L'espace virtuel nous rend particulièrement vulnérables: les frontières du personnel et du public sur Internet s'estompent et notre espace personnel est de plus en plus envahi. Par exemple, le service FindFace, que l'étranger cherchait en ligne pour Polina Anisimov et lui parlait du voyeur, était déjà utilisé pour le harcèlement sur Internet - avec l'aide de ce dernier, les utilisateurs du panneau d'affichage «Dvach» figurant sur les réseaux sociaux d'acteurs pornographiques russes et commençaient à télécharger leurs noms et photos réels sur le réseau. . Il semble que presque une personne sur deux soit victime de harcèlement dans les réseaux sociaux et les applications de rencontres. L'anonymat d'Internet crée un sentiment de liberté totale et d'impunité: il semble au criminel qu'il ne sera jamais reconnu, et la victime pense qu'il ne peut pas trouver l'agresseur et l'accuser, qu'elle ne la croira pas et que ses arguments ne convaincront personne.

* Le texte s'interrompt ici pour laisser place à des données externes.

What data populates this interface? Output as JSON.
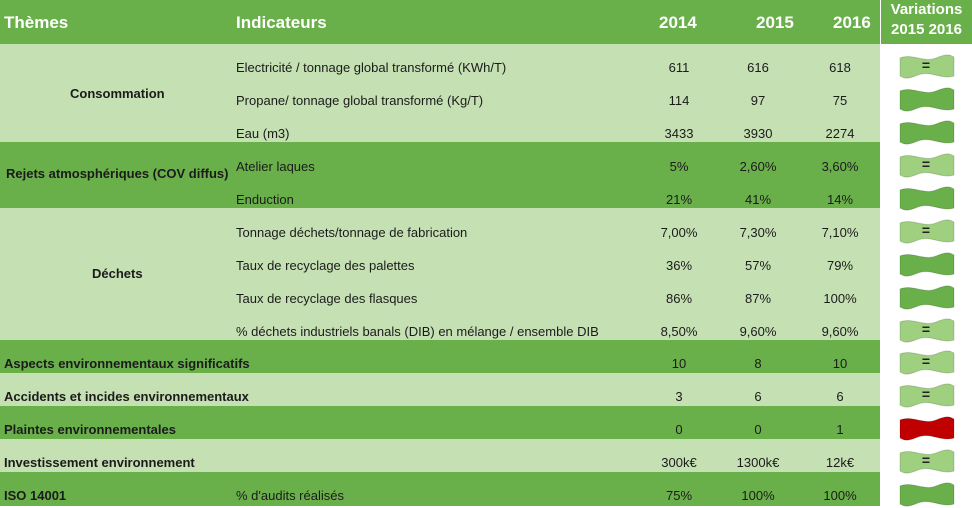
{
  "header": {
    "themes": "Thèmes",
    "indicators": "Indicateurs",
    "year1": "2014",
    "year2": "2015",
    "year3": "2016",
    "variations_line1": "Variations",
    "variations_line2": "2015 2016"
  },
  "colors": {
    "header_green": "#6ab04a",
    "light_green": "#c5e0b3",
    "flag_light": "#9fd07f",
    "flag_dark": "#6ab04a",
    "flag_red": "#c00000"
  },
  "rows": [
    {
      "indicator": "Electricité / tonnage global transformé (KWh/T)",
      "v2014": "611",
      "v2015": "616",
      "v2016": "618",
      "variation": "="
    },
    {
      "indicator": "Propane/ tonnage global transformé (Kg/T)",
      "v2014": "114",
      "v2015": "97",
      "v2016": "75",
      "variation": "down-good"
    },
    {
      "indicator": "Eau (m3)",
      "v2014": "3433",
      "v2015": "3930",
      "v2016": "2274",
      "variation": "down-good"
    },
    {
      "indicator": "Atelier laques",
      "v2014": "5%",
      "v2015": "2,60%",
      "v2016": "3,60%",
      "variation": "="
    },
    {
      "indicator": "Enduction",
      "v2014": "21%",
      "v2015": "41%",
      "v2016": "14%",
      "variation": "down-good"
    },
    {
      "indicator": "Tonnage déchets/tonnage de fabrication",
      "v2014": "7,00%",
      "v2015": "7,30%",
      "v2016": "7,10%",
      "variation": "="
    },
    {
      "indicator": "Taux de recyclage des palettes",
      "v2014": "36%",
      "v2015": "57%",
      "v2016": "79%",
      "variation": "up-good"
    },
    {
      "indicator": "Taux de recyclage des flasques",
      "v2014": "86%",
      "v2015": "87%",
      "v2016": "100%",
      "variation": "up-good"
    },
    {
      "indicator": "% déchets industriels banals (DIB) en mélange / ensemble DIB",
      "v2014": "8,50%",
      "v2015": "9,60%",
      "v2016": "9,60%",
      "variation": "="
    },
    {
      "indicator": "",
      "v2014": "10",
      "v2015": "8",
      "v2016": "10",
      "variation": "="
    },
    {
      "indicator": "",
      "v2014": "3",
      "v2015": "6",
      "v2016": "6",
      "variation": "="
    },
    {
      "indicator": "",
      "v2014": "0",
      "v2015": "0",
      "v2016": "1",
      "variation": "bad"
    },
    {
      "indicator": "",
      "v2014": "300k€",
      "v2015": "1300k€",
      "v2016": "12k€",
      "variation": "="
    },
    {
      "indicator": "% d'audits réalisés",
      "v2014": "75%",
      "v2015": "100%",
      "v2016": "100%",
      "variation": "up-good"
    }
  ],
  "themes": {
    "consommation": "Consommation",
    "rejets": "Rejets atmosphériques (COV diffus)",
    "dechets": "Déchets",
    "aspects": "Aspects environnementaux significatifs",
    "accidents": "Accidents et incides environnementaux",
    "plaintes": "Plaintes environnementales",
    "investissement": "Investissement environnement",
    "iso": "ISO 14001"
  }
}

À première vue, l’histoire de Polina Anisimova peut paraître insignifiante et superficielle - il semble que ce soit un cas spécial, une histoire terrible qui n’a rien à voir avec la vie ordinaire. Mais si nous ne prêtons pas attention à de tels cas à temps, cela peut créer des conditions préalables à des actions et à des problèmes plus graves, car cela nous permet de penser à une certaine attitude face à la violence et à la violation des frontières étrangères.

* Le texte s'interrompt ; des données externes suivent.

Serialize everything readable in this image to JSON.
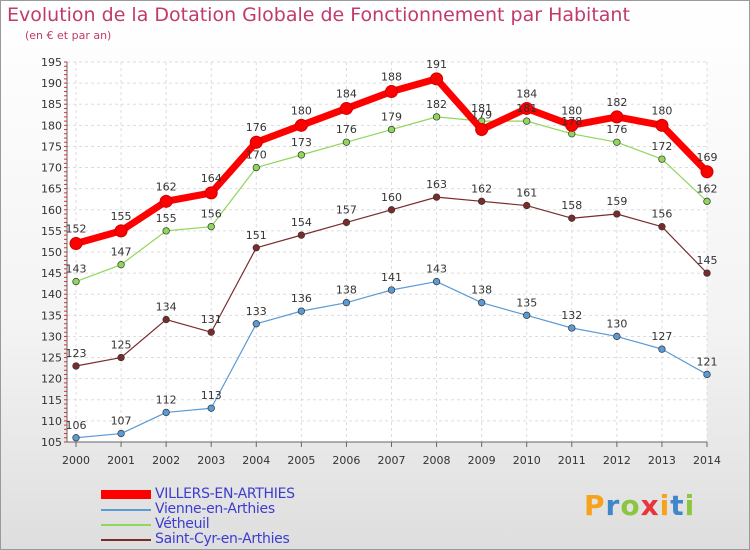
{
  "chart_data": {
    "type": "line",
    "title": "Evolution de la Dotation Globale de Fonctionnement par Habitant",
    "subtitle": "(en € et par an)",
    "xlabel": "",
    "ylabel": "",
    "ylim": [
      105,
      195
    ],
    "y_ticks": [
      105,
      110,
      115,
      120,
      125,
      130,
      135,
      140,
      145,
      150,
      155,
      160,
      165,
      170,
      175,
      180,
      185,
      190,
      195
    ],
    "grid": true,
    "legend_position": "bottom-left",
    "categories": [
      "2000",
      "2001",
      "2002",
      "2003",
      "2004",
      "2005",
      "2006",
      "2007",
      "2008",
      "2009",
      "2010",
      "2011",
      "2012",
      "2013",
      "2014"
    ],
    "series": [
      {
        "name": "VILLERS-EN-ARTHIES",
        "color": "#ff0000",
        "values": [
          152,
          155,
          162,
          164,
          176,
          180,
          184,
          188,
          191,
          179,
          184,
          180,
          182,
          180,
          169
        ]
      },
      {
        "name": "Vienne-en-Arthies",
        "color": "#5b9bd5",
        "values": [
          106,
          107,
          112,
          113,
          133,
          136,
          138,
          141,
          143,
          138,
          135,
          132,
          130,
          127,
          121
        ]
      },
      {
        "name": "Vétheuil",
        "color": "#8fd65a",
        "values": [
          143,
          147,
          155,
          156,
          170,
          173,
          176,
          179,
          182,
          181,
          181,
          178,
          176,
          172,
          162
        ]
      },
      {
        "name": "Saint-Cyr-en-Arthies",
        "color": "#7a2c2c",
        "values": [
          123,
          125,
          134,
          131,
          151,
          154,
          157,
          160,
          163,
          162,
          161,
          158,
          159,
          156,
          145
        ]
      }
    ]
  },
  "logo": {
    "letters": [
      "P",
      "r",
      "o",
      "x",
      "i",
      "t",
      "i"
    ],
    "colors": [
      "#f7a21b",
      "#3f87c8",
      "#8cc63f",
      "#e8343a",
      "#f7a21b",
      "#3f87c8",
      "#8cc63f"
    ]
  }
}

Voyeur pardonne le fait qu'il "n'a tout simplement pas pu" résister à la vue d'une belle fille

Cela est démontré par le problème croissant de la vengeance dans le porno - situations dans lesquelles l'un des partenaires, après s'être séparé de vengeance, télécharge des photos et des vidéos intimes de l'ancien partenaire dans le réseau. Les moyens de faire face à de tels crimes sont encore peu développés: dans tous les États américains, la police n'a en aucun cas les compétences et les ressources nécessaires pour lutter contre la vengeance dans le porno - sans parler de la Russie, où il n'existe même pas de nom établi en russe pour ce phénomène. Mais le problème ne peut être résolu uniquement en punissant le criminel: des images et des vidéos de la victime peuvent se disperser sur le Web et être diffusées sur des sites pornographiques connus. De plus, très souvent, dans de telles situations, la société condamne la victime elle-même. Il est difficile d’imaginer une situation dans laquelle on dira à la victime d’un vol qualifié: «Ne commencez pas des bijoux coûteux si vous ne voulez pas être volé», mais c’est ce qui arrive souvent aux victimes de pornographie de vengeance - ce n’est pas la personne qui viole de manière flagrante le droit de la personne à blâmer pour le crime commis. la vie, et celui qui a fait le selfie nu.

La culture de la violence se manifeste également dans le harcèlement de rue. Nombreux sont ceux qui considèrent le harcèlement de rue comme un problème loufoque, mais en réalité, il s’agit toujours de la même démonstration de pouvoir et d’autorité, de l’usurpation de la même personne et de sa transformation en un objet sexuel. Tous ces problèmes différents de première vue - voyeurisme impuni, pornographie de vengeance et harcèlement - sont unis non seulement par une violation flagrante du droit à la vie privée, mais également par négligence et par manque de respect pour la victime. Ne répétez pas comme un mantra «cela ne m’arrivera jamais», mais vous devez comprendre que cela ne se produit pas uniquement avec des «autres» abstraits et essayer d’en comprendre la raison - une culture qui encourage les femmes à être perçues comme un objet et encourage cette attitude. Nous devons répondre aux appels à l'aide et parler ouvertement des situations difficiles que nous voulons écarter, car il est impossible de résoudre le problème sans en discuter.